La robustesse plutôt que la résilience optimisée

Cette capacité à intégrer l’échec, l’imprévu, la bifurcation, trouve un écho remarquable dans les travaux d’Olivier Hamant sur la robustesse du vivant. Le biologiste montre comment les systèmes vivants les plus durables ne sont pas ceux qui optimisent chaque paramètre pour une performance maximale, mais ceux qui conservent une forme de variabilité, d’inefficacité apparente, qui leur permet précisément de s’adapter aux chocs imprévisibles.

Nävis incarne cette robustesse bien plus que la résilience au sens managérial du terme, qui suppose un retour rapide à la normale après le choc.
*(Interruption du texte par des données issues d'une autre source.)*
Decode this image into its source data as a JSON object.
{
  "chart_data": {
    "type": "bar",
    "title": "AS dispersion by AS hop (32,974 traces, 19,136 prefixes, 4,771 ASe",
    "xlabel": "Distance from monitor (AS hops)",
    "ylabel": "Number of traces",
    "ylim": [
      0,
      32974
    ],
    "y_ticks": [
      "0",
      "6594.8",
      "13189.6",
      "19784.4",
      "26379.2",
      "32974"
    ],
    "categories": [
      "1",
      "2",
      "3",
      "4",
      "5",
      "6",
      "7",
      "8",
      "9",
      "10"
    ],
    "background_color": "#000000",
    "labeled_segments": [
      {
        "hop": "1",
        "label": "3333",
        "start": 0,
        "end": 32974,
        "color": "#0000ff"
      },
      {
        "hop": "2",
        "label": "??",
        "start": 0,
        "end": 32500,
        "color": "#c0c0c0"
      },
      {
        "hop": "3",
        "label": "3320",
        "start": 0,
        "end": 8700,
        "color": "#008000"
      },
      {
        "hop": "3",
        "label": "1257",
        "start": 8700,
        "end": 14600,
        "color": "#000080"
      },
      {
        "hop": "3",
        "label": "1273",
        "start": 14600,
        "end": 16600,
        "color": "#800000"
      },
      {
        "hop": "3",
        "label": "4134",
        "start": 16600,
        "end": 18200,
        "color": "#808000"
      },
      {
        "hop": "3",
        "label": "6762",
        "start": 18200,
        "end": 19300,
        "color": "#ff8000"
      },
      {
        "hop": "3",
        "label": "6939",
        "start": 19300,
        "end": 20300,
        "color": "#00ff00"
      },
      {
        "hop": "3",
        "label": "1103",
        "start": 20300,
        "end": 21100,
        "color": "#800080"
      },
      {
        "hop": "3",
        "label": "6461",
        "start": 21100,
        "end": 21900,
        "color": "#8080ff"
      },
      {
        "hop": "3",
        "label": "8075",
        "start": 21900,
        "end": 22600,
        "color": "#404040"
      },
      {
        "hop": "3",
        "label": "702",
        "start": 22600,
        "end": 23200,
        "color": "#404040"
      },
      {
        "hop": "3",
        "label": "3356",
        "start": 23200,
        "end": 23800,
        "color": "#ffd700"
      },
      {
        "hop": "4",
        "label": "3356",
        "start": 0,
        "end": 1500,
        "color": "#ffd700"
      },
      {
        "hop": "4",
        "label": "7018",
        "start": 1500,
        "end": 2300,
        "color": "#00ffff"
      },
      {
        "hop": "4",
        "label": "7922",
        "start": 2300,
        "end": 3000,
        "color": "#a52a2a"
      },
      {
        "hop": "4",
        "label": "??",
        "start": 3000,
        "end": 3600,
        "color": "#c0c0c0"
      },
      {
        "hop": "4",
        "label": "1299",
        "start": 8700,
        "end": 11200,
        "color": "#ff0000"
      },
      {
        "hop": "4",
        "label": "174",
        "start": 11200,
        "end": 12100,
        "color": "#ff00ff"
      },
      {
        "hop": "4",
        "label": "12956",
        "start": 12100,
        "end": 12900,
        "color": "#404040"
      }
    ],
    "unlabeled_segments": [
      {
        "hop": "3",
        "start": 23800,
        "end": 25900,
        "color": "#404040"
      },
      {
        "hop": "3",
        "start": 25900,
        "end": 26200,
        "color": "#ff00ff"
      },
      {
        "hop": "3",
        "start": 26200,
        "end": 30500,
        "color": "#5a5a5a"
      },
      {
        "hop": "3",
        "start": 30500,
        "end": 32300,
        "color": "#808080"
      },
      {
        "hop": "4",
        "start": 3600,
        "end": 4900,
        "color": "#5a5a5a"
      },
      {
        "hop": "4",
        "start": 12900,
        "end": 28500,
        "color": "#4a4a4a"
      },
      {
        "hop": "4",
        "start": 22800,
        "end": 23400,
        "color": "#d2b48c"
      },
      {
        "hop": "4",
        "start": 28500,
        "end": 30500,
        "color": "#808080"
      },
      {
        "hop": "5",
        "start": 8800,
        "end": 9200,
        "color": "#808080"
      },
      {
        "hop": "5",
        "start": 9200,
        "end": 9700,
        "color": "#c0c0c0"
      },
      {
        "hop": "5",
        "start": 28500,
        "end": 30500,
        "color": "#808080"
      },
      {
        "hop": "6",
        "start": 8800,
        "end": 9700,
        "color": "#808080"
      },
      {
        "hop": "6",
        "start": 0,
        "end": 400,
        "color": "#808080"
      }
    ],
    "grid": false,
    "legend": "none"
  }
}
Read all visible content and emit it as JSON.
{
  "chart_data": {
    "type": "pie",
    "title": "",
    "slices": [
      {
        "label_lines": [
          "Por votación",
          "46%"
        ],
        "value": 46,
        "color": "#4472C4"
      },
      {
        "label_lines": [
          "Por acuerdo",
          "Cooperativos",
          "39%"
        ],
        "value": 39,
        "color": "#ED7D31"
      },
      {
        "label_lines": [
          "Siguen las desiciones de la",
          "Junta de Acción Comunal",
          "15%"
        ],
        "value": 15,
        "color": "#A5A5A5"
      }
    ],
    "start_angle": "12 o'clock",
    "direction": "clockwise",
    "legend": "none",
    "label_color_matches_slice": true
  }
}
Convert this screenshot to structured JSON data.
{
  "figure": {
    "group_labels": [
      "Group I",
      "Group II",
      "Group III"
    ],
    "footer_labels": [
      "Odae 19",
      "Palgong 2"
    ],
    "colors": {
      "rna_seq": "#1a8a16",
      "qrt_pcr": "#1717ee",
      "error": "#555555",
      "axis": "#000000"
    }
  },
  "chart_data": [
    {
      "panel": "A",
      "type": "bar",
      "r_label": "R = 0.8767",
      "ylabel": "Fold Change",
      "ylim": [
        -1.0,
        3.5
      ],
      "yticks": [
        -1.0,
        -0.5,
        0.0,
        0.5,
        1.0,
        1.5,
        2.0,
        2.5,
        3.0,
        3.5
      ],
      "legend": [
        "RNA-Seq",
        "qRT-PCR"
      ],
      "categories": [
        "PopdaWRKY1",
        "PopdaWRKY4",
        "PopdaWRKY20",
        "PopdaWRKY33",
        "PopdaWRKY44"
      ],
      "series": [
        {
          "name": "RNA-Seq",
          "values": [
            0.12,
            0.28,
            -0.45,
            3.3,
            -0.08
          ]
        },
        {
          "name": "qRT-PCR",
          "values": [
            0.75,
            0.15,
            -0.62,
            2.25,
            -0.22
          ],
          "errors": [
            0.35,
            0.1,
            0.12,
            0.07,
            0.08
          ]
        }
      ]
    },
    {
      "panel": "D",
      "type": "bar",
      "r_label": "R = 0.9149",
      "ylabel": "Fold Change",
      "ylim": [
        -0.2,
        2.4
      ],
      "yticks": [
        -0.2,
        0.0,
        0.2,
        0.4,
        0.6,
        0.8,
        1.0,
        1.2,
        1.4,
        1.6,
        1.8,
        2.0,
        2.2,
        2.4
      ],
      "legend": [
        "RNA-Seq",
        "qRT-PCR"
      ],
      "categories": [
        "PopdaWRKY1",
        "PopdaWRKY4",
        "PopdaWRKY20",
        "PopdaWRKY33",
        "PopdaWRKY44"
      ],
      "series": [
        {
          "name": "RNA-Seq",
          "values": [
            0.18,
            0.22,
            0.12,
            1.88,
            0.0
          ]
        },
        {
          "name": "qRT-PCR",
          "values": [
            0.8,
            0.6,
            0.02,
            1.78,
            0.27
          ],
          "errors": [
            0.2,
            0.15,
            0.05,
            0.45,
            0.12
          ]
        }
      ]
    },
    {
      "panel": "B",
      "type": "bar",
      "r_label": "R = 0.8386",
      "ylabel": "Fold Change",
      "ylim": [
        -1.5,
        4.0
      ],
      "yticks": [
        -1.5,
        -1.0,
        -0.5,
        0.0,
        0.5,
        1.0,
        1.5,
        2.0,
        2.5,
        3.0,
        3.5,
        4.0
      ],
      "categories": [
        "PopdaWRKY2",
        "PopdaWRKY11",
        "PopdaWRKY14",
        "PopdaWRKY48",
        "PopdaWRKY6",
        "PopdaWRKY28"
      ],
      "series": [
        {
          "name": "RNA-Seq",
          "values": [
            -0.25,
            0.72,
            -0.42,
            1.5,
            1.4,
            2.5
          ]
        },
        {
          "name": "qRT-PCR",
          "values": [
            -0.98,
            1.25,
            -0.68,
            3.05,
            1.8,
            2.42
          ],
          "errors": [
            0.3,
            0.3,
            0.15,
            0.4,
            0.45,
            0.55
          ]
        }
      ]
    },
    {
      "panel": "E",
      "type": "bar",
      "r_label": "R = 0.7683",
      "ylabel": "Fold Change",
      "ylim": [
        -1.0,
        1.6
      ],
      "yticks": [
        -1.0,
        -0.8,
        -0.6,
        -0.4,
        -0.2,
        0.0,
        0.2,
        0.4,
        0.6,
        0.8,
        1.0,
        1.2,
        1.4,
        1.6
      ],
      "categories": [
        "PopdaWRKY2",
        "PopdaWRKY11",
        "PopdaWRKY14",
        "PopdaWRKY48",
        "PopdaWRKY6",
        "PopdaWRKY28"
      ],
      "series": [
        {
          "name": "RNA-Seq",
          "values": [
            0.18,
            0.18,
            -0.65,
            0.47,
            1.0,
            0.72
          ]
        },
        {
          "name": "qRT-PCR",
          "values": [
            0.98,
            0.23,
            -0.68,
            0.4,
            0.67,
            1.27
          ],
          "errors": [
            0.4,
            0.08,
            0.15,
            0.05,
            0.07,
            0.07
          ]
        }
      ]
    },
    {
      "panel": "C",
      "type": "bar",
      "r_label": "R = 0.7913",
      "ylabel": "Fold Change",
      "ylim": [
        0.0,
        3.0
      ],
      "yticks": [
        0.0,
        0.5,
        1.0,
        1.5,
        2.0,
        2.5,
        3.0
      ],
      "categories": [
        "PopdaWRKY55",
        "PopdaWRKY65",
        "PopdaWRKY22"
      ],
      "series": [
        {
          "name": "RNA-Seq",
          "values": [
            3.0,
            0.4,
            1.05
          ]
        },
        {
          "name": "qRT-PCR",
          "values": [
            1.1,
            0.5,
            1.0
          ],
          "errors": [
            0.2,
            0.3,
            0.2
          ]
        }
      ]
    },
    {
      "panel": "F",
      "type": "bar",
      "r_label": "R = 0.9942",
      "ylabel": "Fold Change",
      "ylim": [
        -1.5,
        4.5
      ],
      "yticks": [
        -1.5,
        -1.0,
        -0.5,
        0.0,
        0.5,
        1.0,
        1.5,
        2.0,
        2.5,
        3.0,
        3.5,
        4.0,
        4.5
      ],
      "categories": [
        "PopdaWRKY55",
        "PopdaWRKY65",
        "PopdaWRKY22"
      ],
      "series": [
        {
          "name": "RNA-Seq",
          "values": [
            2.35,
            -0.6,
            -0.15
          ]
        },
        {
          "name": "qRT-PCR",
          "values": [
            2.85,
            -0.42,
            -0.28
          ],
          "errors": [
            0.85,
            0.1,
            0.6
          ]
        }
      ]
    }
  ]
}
Elle n’a pas de plan de continuité, elle a une disponibilité foncière à ce qui advient, un organisme poreux, capable d’accueillir en elle le trouble sans s’effondrer, mais aussi sans chercher à l’éliminer trop vite. Cette porosité contraste violemment avec la logique de la Flotte, qui cherche justement à minimiser l’incertitude par la classification systématique, quand c’est précisément cette obsession du contrôle qui rend les grands systèmes fragiles à long terme.

 

Vers une critique douce de notre imaginaire contemporain

Ce que Sillage nous propose, en creux, sans jamais le théoriser explicitement, c’est une critique profonde de notre imaginaire techno-solutionniste contemporain. Nous rêvons d’un monde parfaitement interconnecté, où chaque individu serait relié à tous les autres par des réseaux toujours plus performants. Mais cette hyperconnexion, comme le suggère implicitement la Flotte omnisciente, risque précisément de produire l’inverse de ce qu’elle promet, une homogénéisation du divers, une perte de la singularité irréductible au profit d’une gestion optimisée de la diversité.

Raphaël Liogier parlerait peut-être ici d’un individualisme paradoxal, où la multiplication des connexions numériques s’accompagne d’un appauvrissement des relations réellement transformatrices, nous sommes hyperconnectés et pourtant terriblement seuls. Nävis, elle, refuse cette hyperconnexion superficielle au profit d’une rencontre lente, incertaine, potentiellement transformatrice.

 

Conclusion, réapprendre à être affectés

La sagesse ultime que nous livre Sillage, dans le silence cosmique de ses vaisseaux et de ses rencontres improbables, tient peut-être en une formule simple mais exigeante, il nous faut réapprendre à être affectés. Non pas seulement informés par le monde, mais véritablement touchés par lui. Non pas seulement efficaces dans nos interactions, mais présents à ce qui advient.

Cette leçon résonne avec une urgence particulière aujourd’hui, alors que nos existences se trouvent chaque jour davantage médiatisées par des interfaces qui prétendent nous connecter mais qui, souvent, nous éloignent de l’expérience directe de l’altérité. Habiter le monde, nous suggère finalement Sillage, ce n’est pas le maîtriser mais accepter d’y être étranger, encore et encore, pour continuer à être surpris, transformé, vivant.